Stocks on Wall Street closed lower on Thursday as investors shifted out of big technology names, while an unexpected rise in weekly U.S. jobless claims pointed to a fragile recovery in the labor market.
Shares of Apple, Tesla and Facebook weighed the most on both the benchmark S&P 500 and the tech-heavy Nasdaq.
Facebook shares dropped by 1.5 percent to $269.39 as Wall Street assessed the wider ramifications of its move to block all news content in Australia.
The Dow Jones Industrial Average fell by 119.68 points, or 0.38 percent, to 31,493.34, the S&P 500 lost 17.36 points, or 0.44 percent, to 3,913.97 and the Nasdaq Composite dropped by 100.14 points, or 0.72 percent, to 13,865.36.
Volume on U.S. exchanges was 13.13 billion shares.
Strong earnings, progress in the vaccination rollout and hopes of a $1.9-trillion federal stimulus package helped U.S. stock indexes again hit record highs at the start of the week.
But the months-long rally suggests stocks now have high valuations, said Jason Pride, chief investment officer for private wealth at Glenmede in Philadelphia.
"We are still in the cautiously bullish environment for the market on the whole," Pride said, citing two reasons.
"We're going to get a vaccine-induced economic recovery, that's No. 1. The flip side of that story is the markets have largely priced that in and driven themselves to over-valued territory.
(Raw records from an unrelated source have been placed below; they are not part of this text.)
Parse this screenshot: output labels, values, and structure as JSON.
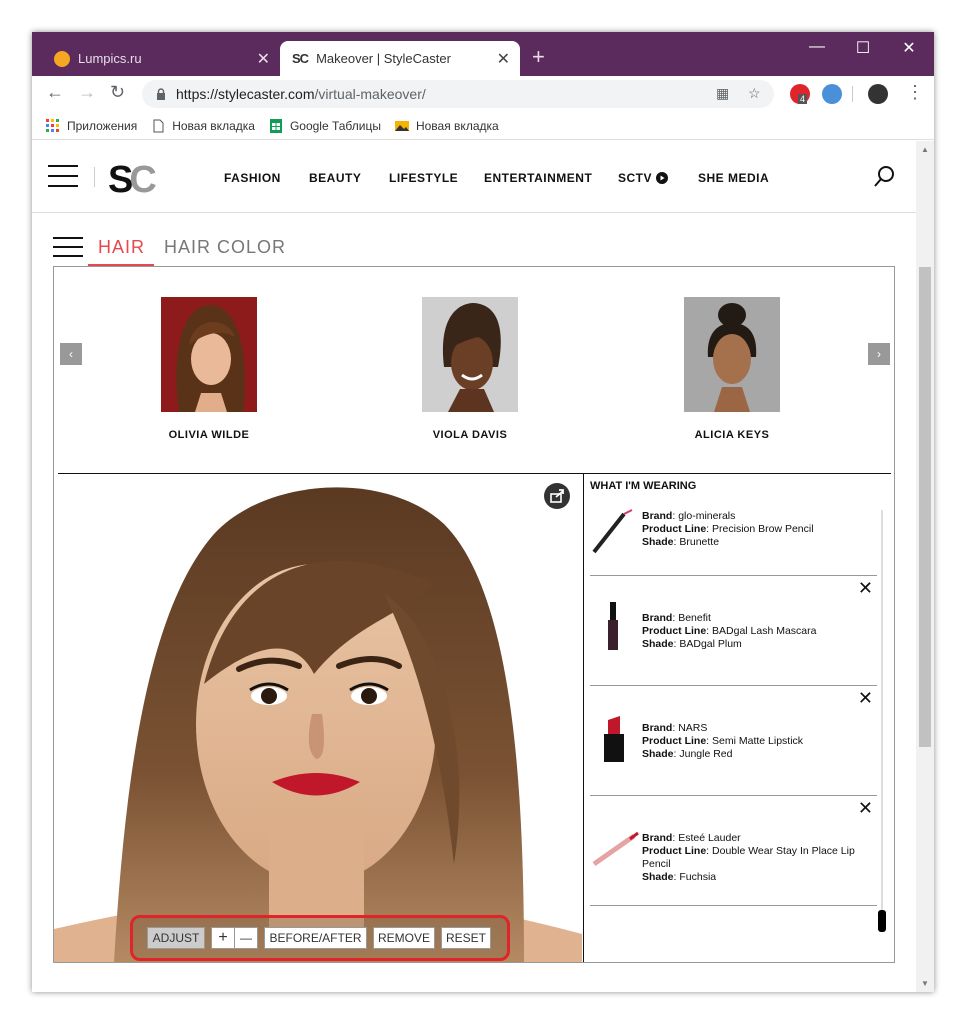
{
  "browser": {
    "tabs": [
      {
        "title": "Lumpics.ru",
        "active": false
      },
      {
        "title": "Makeover | StyleCaster",
        "active": true,
        "favicon_text": "SC"
      }
    ],
    "new_tab_symbol": "+",
    "window_controls": {
      "minimize": "—",
      "maximize": "☐",
      "close": "✕"
    },
    "url": {
      "host": "https://stylecaster.com",
      "path": "/virtual-makeover/"
    },
    "extension_badge": "4",
    "bookmarks": [
      {
        "label": "Приложения",
        "icon": "apps-grid-icon"
      },
      {
        "label": "Новая вкладка",
        "icon": "page-icon"
      },
      {
        "label": "Google Таблицы",
        "icon": "sheets-icon"
      },
      {
        "label": "Новая вкладка",
        "icon": "image-icon"
      }
    ]
  },
  "site": {
    "logo": {
      "s": "S",
      "c": "C"
    },
    "nav": [
      {
        "label": "FASHION"
      },
      {
        "label": "BEAUTY"
      },
      {
        "label": "LIFESTYLE"
      },
      {
        "label": "ENTERTAINMENT"
      },
      {
        "label": "SCTV"
      },
      {
        "label": "SHE MEDIA"
      }
    ]
  },
  "makeover": {
    "tabs": [
      {
        "label": "HAIR",
        "active": true
      },
      {
        "label": "HAIR COLOR",
        "active": false
      }
    ],
    "carousel": {
      "prev": "‹",
      "next": "›",
      "celebrities": [
        {
          "name": "OLIVIA WILDE"
        },
        {
          "name": "VIOLA DAVIS"
        },
        {
          "name": "ALICIA KEYS"
        }
      ]
    },
    "wearing": {
      "title": "WHAT I'M WEARING",
      "labels": {
        "brand": "Brand",
        "line": "Product Line",
        "shade": "Shade"
      },
      "items": [
        {
          "brand": "glo-minerals",
          "line": "Precision Brow Pencil",
          "shade": "Brunette",
          "removable": false
        },
        {
          "brand": "Benefit",
          "line": "BADgal Lash Mascara",
          "shade": "BADgal Plum",
          "removable": true
        },
        {
          "brand": "NARS",
          "line": "Semi Matte Lipstick",
          "shade": "Jungle Red",
          "removable": true
        },
        {
          "brand": "Esteé Lauder",
          "line": "Double Wear Stay In Place Lip Pencil",
          "shade": "Fuchsia",
          "removable": true
        }
      ],
      "close_symbol": "✕"
    },
    "controls": {
      "adjust": "ADJUST",
      "zoom_in": "+",
      "zoom_out": "—",
      "before_after": "BEFORE/AFTER",
      "remove": "REMOVE",
      "reset": "RESET"
    }
  },
  "colors": {
    "titlebar": "#5a2b5c",
    "accent_red": "#e0242b",
    "hair_tab": "#e5484d"
  }
}
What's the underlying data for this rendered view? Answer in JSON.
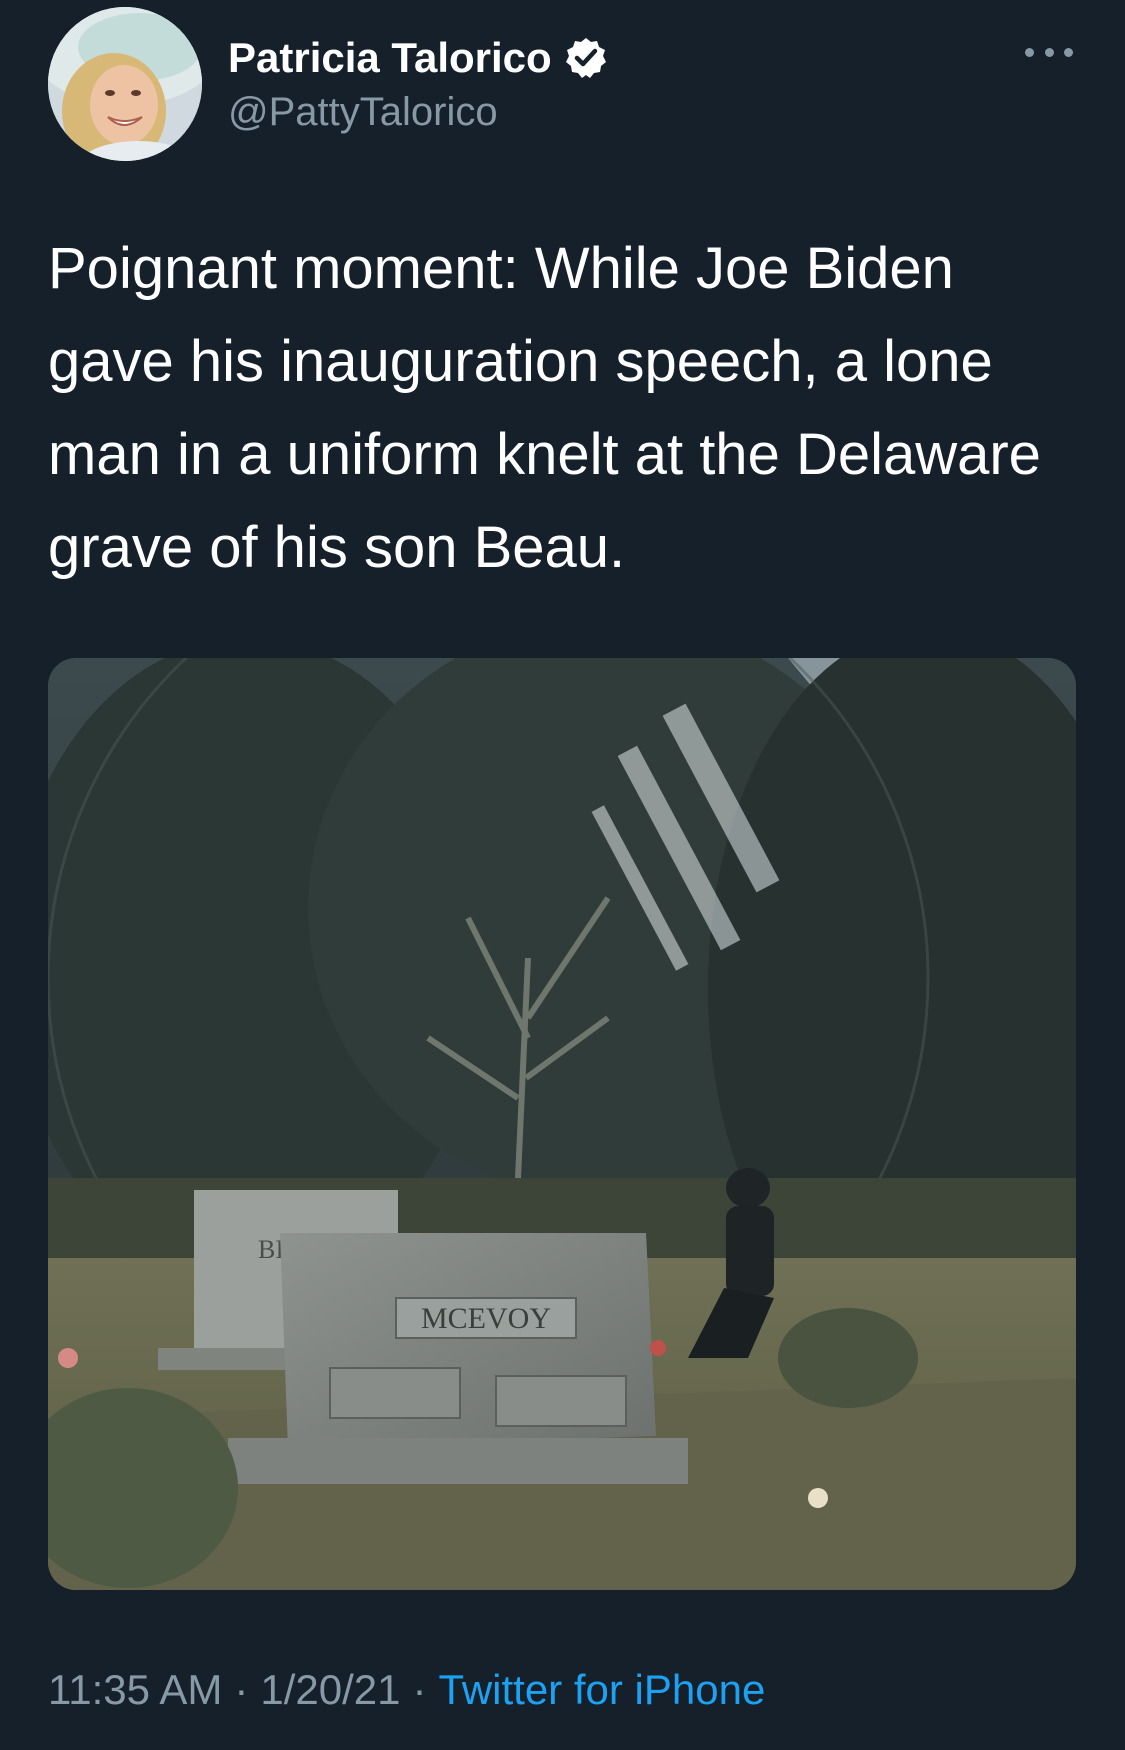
{
  "author": {
    "name": "Patricia Talorico",
    "handle": "@PattyTalorico",
    "verified_icon": "verified-badge-icon",
    "avatar_icon": "profile-photo"
  },
  "menu": {
    "icon": "more-options-icon"
  },
  "tweet": {
    "text": "Poignant moment: While Joe Biden gave his inauguration speech, a lone man in a uniform knelt at the Delaware grave of his son Beau."
  },
  "media": {
    "headstone_front": "MCEVOY",
    "headstone_back_partial": "BI"
  },
  "meta": {
    "time": "11:35 AM",
    "separator": "·",
    "date": "1/20/21",
    "source": "Twitter for iPhone"
  },
  "colors": {
    "background": "#15202b",
    "text_primary": "#ffffff",
    "text_secondary": "#8899a6",
    "link": "#1da1f2"
  }
}
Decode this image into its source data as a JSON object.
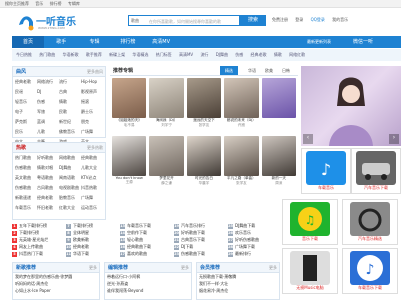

Markets are going to struggle with that," he said.
Concerns over a rising inflation outlook have pushed investors to book profits on stocks with high valuations in the S&P 500 technology and communications services sectors, which have underpinned a 76-percent rise in the S&P 500 since its March 2020 lows.
Peter Essele, head of portfolio management at Commonwealth Financial Network in Boston, said there was a lot of irrational exuberance built into stock prices heading into this year.
"We started to enter an environment where risk actually became a factor once again and notably, inflationary risk," he said. "Now it's a question of whether the fundamentals are going to match the level of prices that currently exist."
U.S. Labor Department report showed initial claims for state unemployment benefits rose to 861,000 last week from 848,000 the prior week, partly due to potential claims related to the temporary closure of automobile plants due to a global semiconductor chip shortage.
Of the 11 major S&P 500 sectors, only utilities and consumer discretionary rose, while real estate barely fell, off 0.02 percent.
The S&P 500 posted 15 new 52-week highs and no new lows; the Nasdaq Composite recorded 104 new highs and 17 new lows.
U.S.-listed Chinese firms trade mostly lower
U.S.-listed Chinese companies traded mostly lower on Thursday with nine of the top 10 stocks by weight in the S&P U.S. Listed China 50 index ending the day on a downbeat note.
Shares of Tesla's Chinese rival NIO and e-commerce platform Pinduoduo slid by 5.04 percent and 3.47 percent, respectively, leading the laggards in the top 10 stocks in the index.
Shares of TAL Education Group rose by 1.03 percent, the lone gainer in the top 10 stocks.
As of Wednesday, the S&P U.S. Listed China 50 index, which is designed to track the performance of the 50 largest Chinese companies listed on U.S. exchanges by total market cap, stood at 6,438.52, marking a 14.67-percent gain for the month-to-date returns and a 23.23-percent rise for the year-to-date returns.